Monday, Jun. 06, 1977
Smoke Signals
When Jimmy Carter allowed the ban on American travel to Cuba to lapse last March, no one was happier than cigar aficionados. They had been deprived -- legally, at least -- of the pleasures of Cuban stogies since 1962, when the embargo on trade with Fidel Castro's island was imposed. A smoker is now free to ask a Cuba-bound traveler: "Hey, going to Havana? Pick me up a couple of boxes of Montecristos." But lately many Americans returning to the U.S. from points outside Cuba laden with Havana's best have been rudely awakened by customs inspectors to the fact that their purchases are still taboo.
The explanation is simple: as a courtesy to travelers to Cuba, the U.S. has lowered the embargo a tiny notch.
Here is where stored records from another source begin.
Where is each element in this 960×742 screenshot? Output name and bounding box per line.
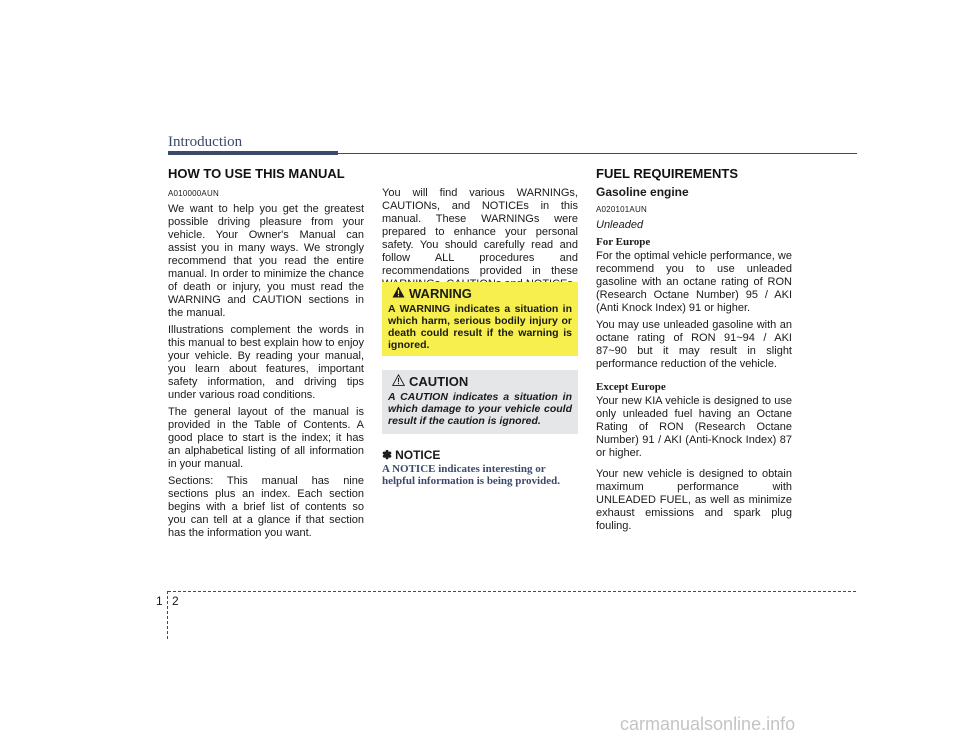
- paragraph: We want to help you get the greatest possible driving pleasure from your vehicle. Your Owner's Manual can assist you in many ways. We strongly recommend that you read the entire manual. In order to minimize the chance of death or injury, you must read the WARNING and CAUTION sections in the manual.: [168, 203, 364, 319]
- caution-triangle-icon: [392, 374, 405, 389]
- warning-triangle-icon: [392, 286, 405, 301]
- caution-text: A CAUTION indicates a situation in which damage to your vehicle could result if the caution is ignored.: [388, 391, 572, 427]
- site-watermark: carmanualsonline.info: [620, 714, 796, 734]
- subheading-gasoline: Gasoline engine: [596, 185, 689, 199]
- paragraph: You will find various WARNINGs, CAUTIONs, and NOTICEs in this manual. These WARNINGs were prepared to enhance your personal safety. You should carefully read and follow ALL procedures and recommendations provided in these: [382, 187, 578, 277]
- paragraph: You may use unleaded gasoline with an octane rating of RON 91~94 / AKI 87~90 but it may result in slight performance reduction of the vehicle.: [596, 319, 792, 370]
- header-rule-thin: [338, 153, 857, 154]
- paragraph: Your new vehicle is designed to obtain maximum performance with UNLEADED FUEL, as well as minimize exhaust emissions and spark plug fouling.: [596, 468, 792, 532]
- chapter-number: 1: [156, 594, 163, 608]
- notice-text: A NOTICE indicates interesting or helpful information is being provided.: [382, 463, 560, 487]
- caution-title: CAUTION: [409, 374, 469, 389]
- notice-heading: [382, 448, 440, 462]
- paragraph: Sections: This manual has nine sections plus an index. Each section begins with a brief list of contents so you can tell at a glance if that section has the information you want.: [168, 475, 364, 539]
- page-number: 2: [172, 594, 179, 608]
- paragraph: Your new KIA vehicle is designed to use only unleaded fuel having an Octane Rating of RON (Research Octane Number) 91 / AKI (Anti-Knock Index) 87 or higher.: [596, 395, 792, 459]
- paragraph: The general layout of the manual is provided in the Table of Contents. A good place to start is the index; it has an alphabetical listing of all information in your manual.: [168, 406, 364, 470]
- warning-box: [382, 282, 578, 356]
- warning-text: A WARNING indicates a situation in which harm, serious bodily injury or death could result if the warning is ignored.: [388, 303, 572, 351]
- section-heading-fuel: FUEL REQUIREMENTS: [596, 166, 739, 181]
- paragraph: For the optimal vehicle performance, we recommend you to use unleaded gasoline with an octane rating of RON (Research Octane Number) 95 / AKI (Anti Knock Index) 91 or higher.: [596, 250, 792, 314]
- for-europe-heading: For Europe: [596, 236, 651, 248]
- section-heading-manual: HOW TO USE THIS MANUAL: [168, 166, 345, 181]
- footer-vertical-dashed-rule: [167, 591, 168, 639]
- middle-column-intro: [382, 187, 578, 295]
- section-code: A010000AUN: [168, 189, 219, 198]
- except-europe-heading: Except Europe: [596, 381, 666, 393]
- right-column: [596, 186, 792, 537]
- unleaded-label: Unleaded: [596, 219, 644, 231]
- caution-box: [382, 370, 578, 434]
- footer-dashed-rule: [168, 591, 856, 592]
- header-rule-thick: [168, 151, 338, 155]
- notice-title: NOTICE: [395, 448, 441, 462]
- page-header-title: Introduction: [168, 134, 243, 150]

Tourists may bring back up to $100 worth of merchandise, but otherwise, all Cuban goods are contraband in the U.S. Aha, a traveler might wonder: a plot to protect U.S. cigar makers? Probably not. "Cuban tobacco would be a stimulus to American cigars," insists Carl J. Carlson, executive director of the Cigar Association of America. Since the embargo began, total cigar sales in the U.S. have receded from more than 6 billion a year to just 5.3 billion in 1976. A return of the Cuban smokes, cigarmen reckon, might inspire a whole new generation to sample the legendary product, then to buy American cigars as well -- especially since they cost about 12-c- on the average, while their Cuban cousins often go for more than a dollar. What is more, before 1962 some 95% of the Cuban cigars sold in the U.S. were rolled and wrapped in American plants, and that pattern would probably resume.